Soll in Zukunft jeder Organspender werden?
8.4.2019, 21:00 UhrDie Zahl der Organspenden soll steigen. Aber wie? Im Bundestag haben sich inzwischen zwei fraktionsübergreifende Lager gebildet, die gegensätzliche Pläne für eine Gesetzesänderung favorisieren. Der Hintergrund: In diesem Moment warten in Deutschland rund 9400 Menschen auf die Transplantation eines Organs. Täglich sterben drei Schwerkranke, weil es nicht genug Spender gibt. Das sind Zahlen der Deutschen Stiftung Organtransplantation, die alle Schritte bis zur Transplantation koordiniert.
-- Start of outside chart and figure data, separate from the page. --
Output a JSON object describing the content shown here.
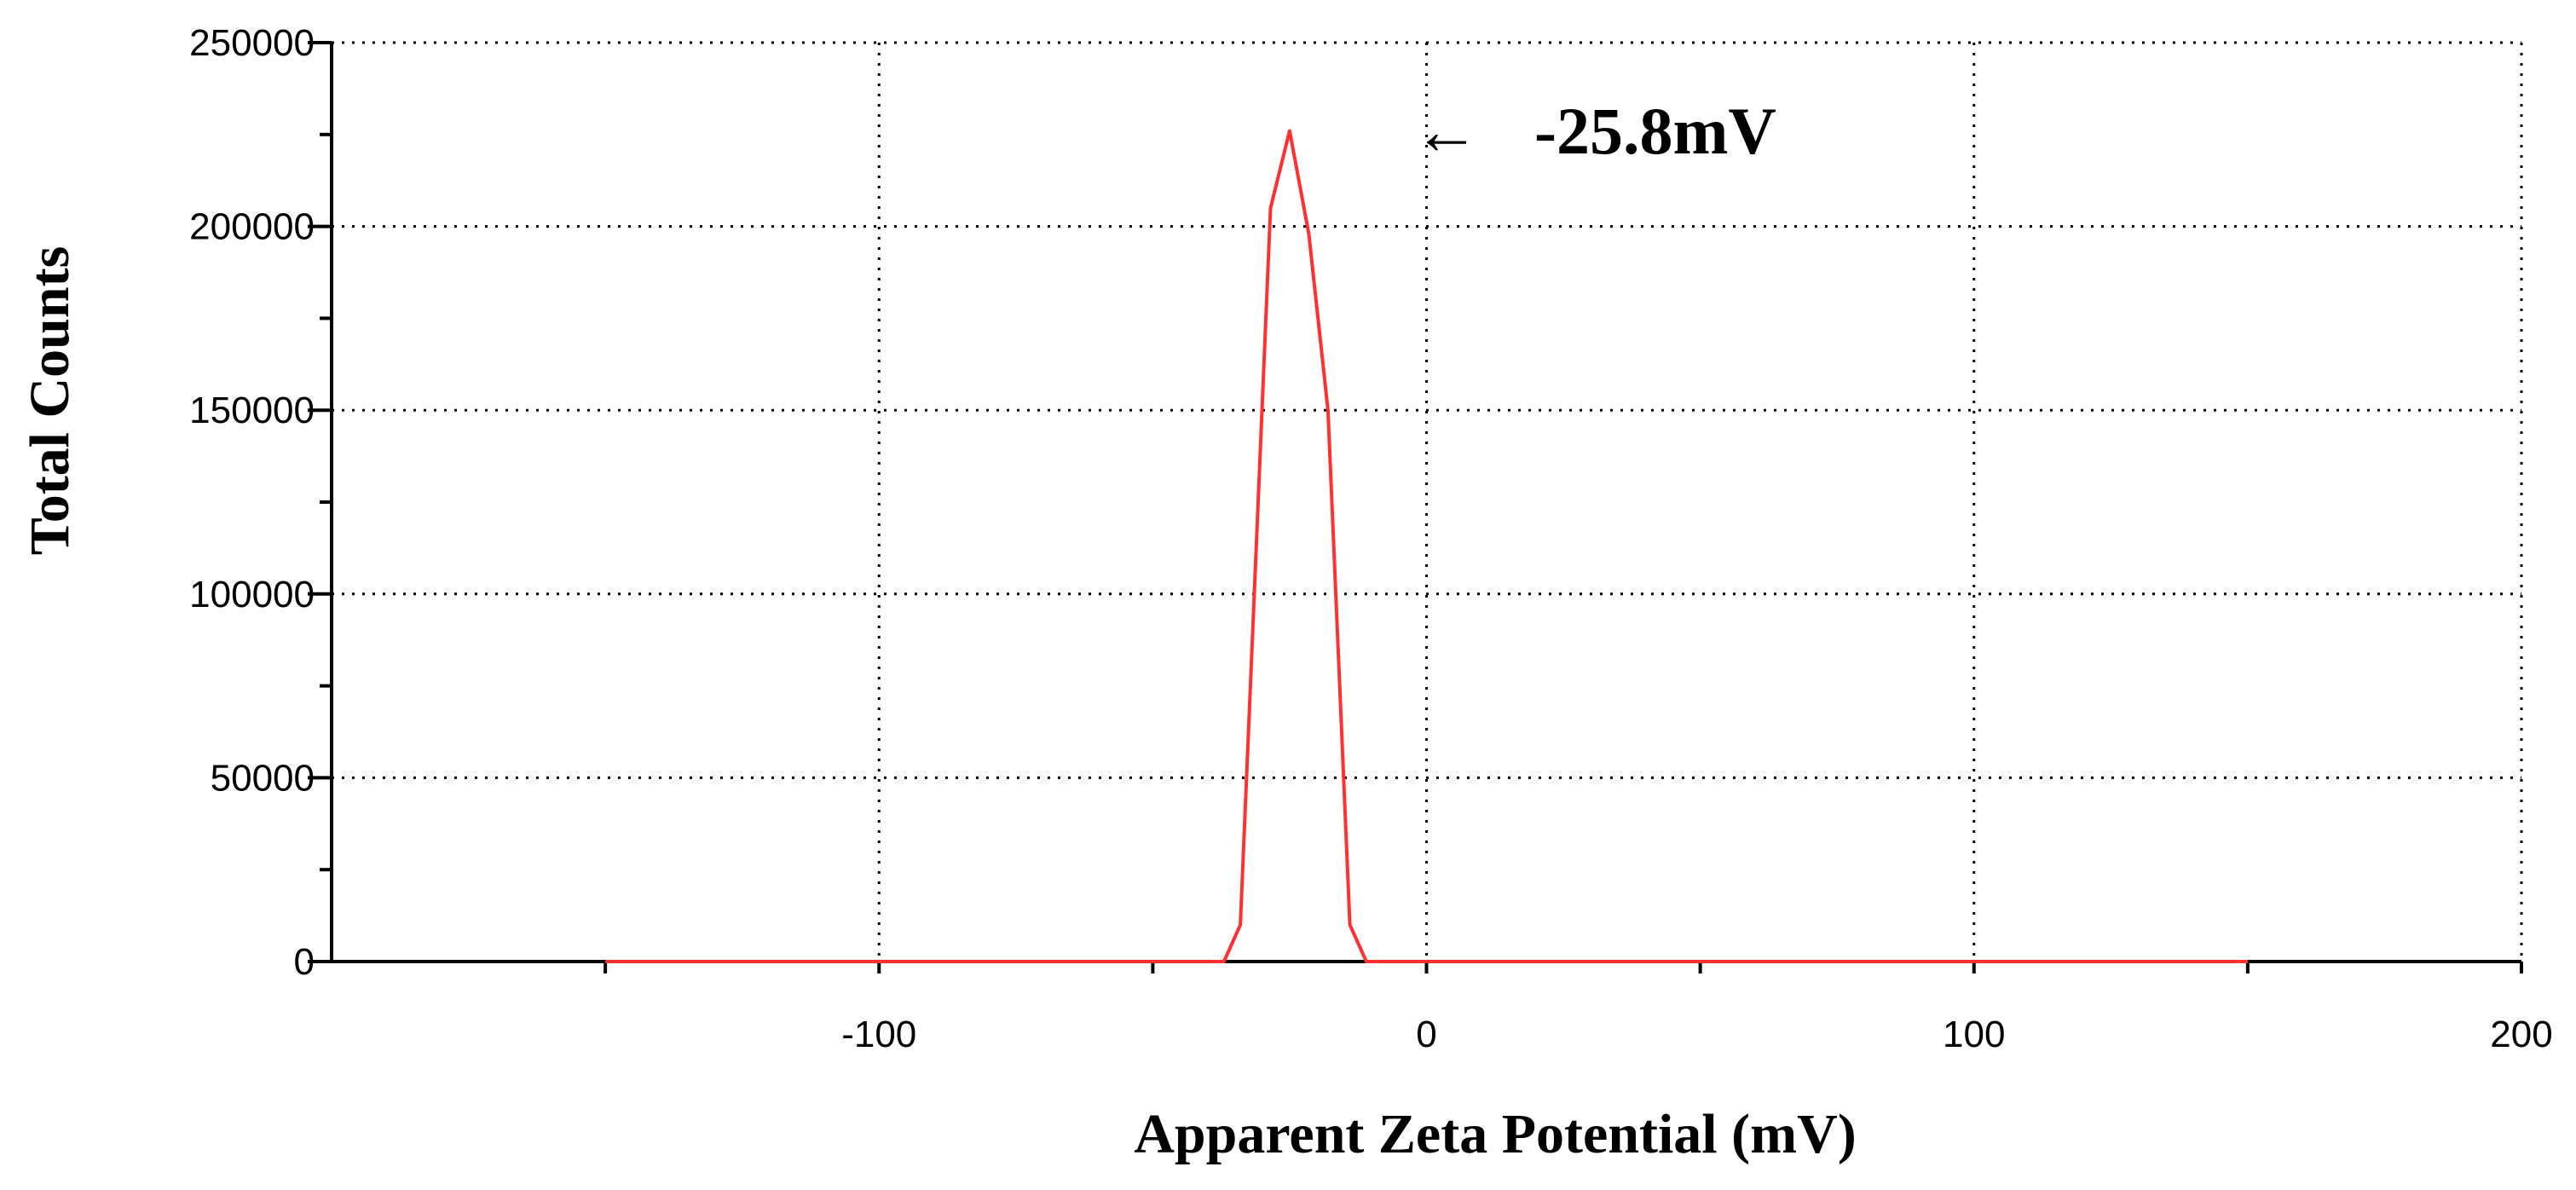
{
  "chart_data": {
    "type": "line",
    "xlabel": "Apparent Zeta Potential (mV)",
    "ylabel": "Total Counts",
    "xlim": [
      -200,
      200
    ],
    "ylim": [
      0,
      250000
    ],
    "x_ticks": [
      -100,
      0,
      100,
      200
    ],
    "x_tick_labels": [
      "-100",
      "0",
      "100",
      "200"
    ],
    "x_minor_ticks": [
      -150,
      -100,
      -50,
      0,
      50,
      100,
      150,
      200
    ],
    "y_ticks": [
      0,
      50000,
      100000,
      150000,
      200000,
      250000
    ],
    "y_tick_labels": [
      "0",
      "50000",
      "100000",
      "150000",
      "200000",
      "250000"
    ],
    "grid": "dotted",
    "annotation": {
      "arrow": "←",
      "text": "-25.8mV",
      "x": -25.8,
      "y": 226000
    },
    "series": [
      {
        "color": "#ff3030",
        "x": [
          -150,
          -50,
          -37,
          -34,
          -28.5,
          -25,
          -21.5,
          -18,
          -14,
          -11,
          -8,
          0,
          50,
          150
        ],
        "y": [
          0,
          0,
          0,
          10000,
          205000,
          226000,
          198000,
          150000,
          10000,
          0,
          0,
          0,
          0,
          0
        ]
      }
    ]
  }
}
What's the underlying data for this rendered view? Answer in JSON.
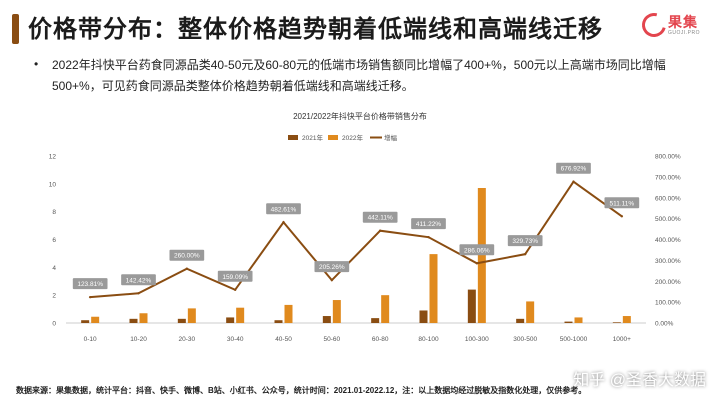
{
  "slide": {
    "title": "价格带分布：整体价格趋势朝着低端线和高端线迁移",
    "logo_text": "果集",
    "logo_sub": "GUOJI.PRO",
    "bullet_symbol": "•",
    "description": "2022年抖快平台药食同源品类40-50元及60-80元的低端市场销售额同比增幅了400+%，500元以上高端市场同比增幅500+%，可见药食同源品类整体价格趋势朝着低端线和高端线迁移。",
    "footer": "数据来源：果集数据，统计平台：抖音、快手、微博、B站、小红书、公众号，统计时间：2021.01-2022.12，注：以上数据均经过脱敏及指数化处理，仅供参考。",
    "watermark": "知乎 @圣香大数据"
  },
  "colors": {
    "title_accent": "#8a4d12",
    "series_2021": "#8a4d12",
    "series_2022": "#e08a1e",
    "growth_line": "#8a4d12",
    "label_box": "#9a9a9a"
  },
  "chart_data": {
    "type": "bar",
    "title": "2021/2022年抖快平台价格带销售分布",
    "categories": [
      "0-10",
      "10-20",
      "20-30",
      "30-40",
      "40-50",
      "50-60",
      "60-80",
      "80-100",
      "100-300",
      "300-500",
      "500-1000",
      "1000+"
    ],
    "series": [
      {
        "name": "2021年",
        "type": "bar",
        "axis": "left",
        "values": [
          0.2,
          0.3,
          0.3,
          0.4,
          0.2,
          0.5,
          0.35,
          0.9,
          2.4,
          0.3,
          0.1,
          0.05
        ]
      },
      {
        "name": "2022年",
        "type": "bar",
        "axis": "left",
        "values": [
          0.45,
          0.7,
          1.05,
          1.1,
          1.3,
          1.65,
          2.0,
          4.95,
          9.7,
          1.55,
          0.4,
          0.5
        ]
      },
      {
        "name": "增幅",
        "type": "line",
        "axis": "right",
        "values": [
          123.81,
          142.42,
          260.0,
          159.09,
          482.61,
          205.26,
          442.11,
          411.22,
          286.06,
          329.73,
          676.92,
          511.11
        ],
        "labels": [
          "123.81%",
          "142.42%",
          "260.00%",
          "159.09%",
          "482.61%",
          "205.26%",
          "442.11%",
          "411.22%",
          "286.06%",
          "329.73%",
          "676.92%",
          "511.11%"
        ]
      }
    ],
    "y_left": {
      "ylim": [
        0,
        12
      ],
      "ticks": [
        "0",
        "2",
        "4",
        "6",
        "8",
        "10",
        "12"
      ]
    },
    "y_right": {
      "ylim": [
        0,
        800
      ],
      "ticks": [
        "0.00%",
        "100.00%",
        "200.00%",
        "300.00%",
        "400.00%",
        "500.00%",
        "600.00%",
        "700.00%",
        "800.00%"
      ]
    },
    "grid": false,
    "legend_position": "top-center"
  }
}
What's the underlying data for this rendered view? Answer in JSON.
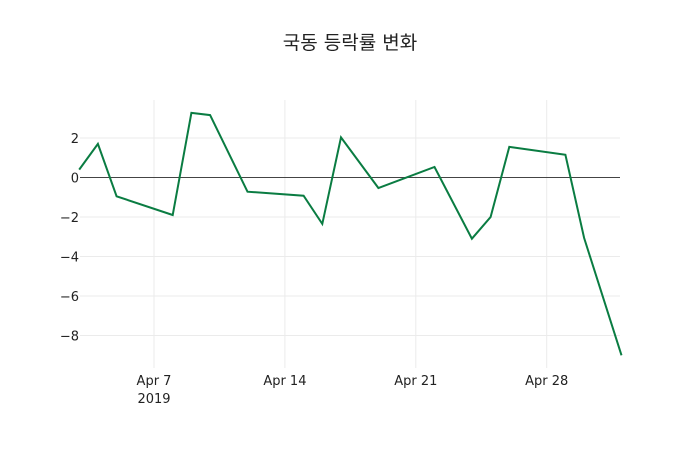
{
  "chart_data": {
    "type": "line",
    "title": "국동 등락률 변화",
    "xlabel": "",
    "ylabel": "",
    "x": [
      "2019-04-03",
      "2019-04-04",
      "2019-04-05",
      "2019-04-08",
      "2019-04-09",
      "2019-04-10",
      "2019-04-12",
      "2019-04-15",
      "2019-04-16",
      "2019-04-17",
      "2019-04-19",
      "2019-04-22",
      "2019-04-24",
      "2019-04-25",
      "2019-04-26",
      "2019-04-29",
      "2019-04-30",
      "2019-05-02"
    ],
    "series": [
      {
        "name": "등락률",
        "color": "#0a7c42",
        "values": [
          0.4,
          1.7,
          -0.95,
          -1.9,
          3.27,
          3.16,
          -0.72,
          -0.92,
          -2.35,
          2.03,
          -0.53,
          0.53,
          -3.1,
          -2.0,
          1.55,
          1.15,
          -3.06,
          -9.0
        ]
      }
    ],
    "yticks": [
      2,
      0,
      -2,
      -4,
      -6,
      -8
    ],
    "ytick_labels": [
      "2",
      "0",
      "−2",
      "−4",
      "−6",
      "−8"
    ],
    "xticks": [
      {
        "date": "2019-04-07",
        "label": "Apr 7",
        "sublabel": "2019"
      },
      {
        "date": "2019-04-14",
        "label": "Apr 14",
        "sublabel": ""
      },
      {
        "date": "2019-04-21",
        "label": "Apr 21",
        "sublabel": ""
      },
      {
        "date": "2019-04-28",
        "label": "Apr 28",
        "sublabel": ""
      }
    ],
    "ylim": [
      -9.65,
      3.92
    ],
    "grid": true,
    "zeroline": true
  }
}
Bisher gilt die sogenannte Entscheidungsregelung, bei der man sich freiwillig mit dem Thema beschäftigt und sich, wenn man möchte, für oder gegen die Spende ausspricht. Dokumentiert wird dieser Schritt in einem Ausweis, den man beantragen kann. Was man wissen sollte: Die Voraussetzungen für eine Spende sind äußerst selten erfüllt. Es muss der Hirntod eintreten, während der Mensch auf der Intensivstation liegt, das Herz weiter schlägt und die Atmung künstlich aufrechterhalten wird.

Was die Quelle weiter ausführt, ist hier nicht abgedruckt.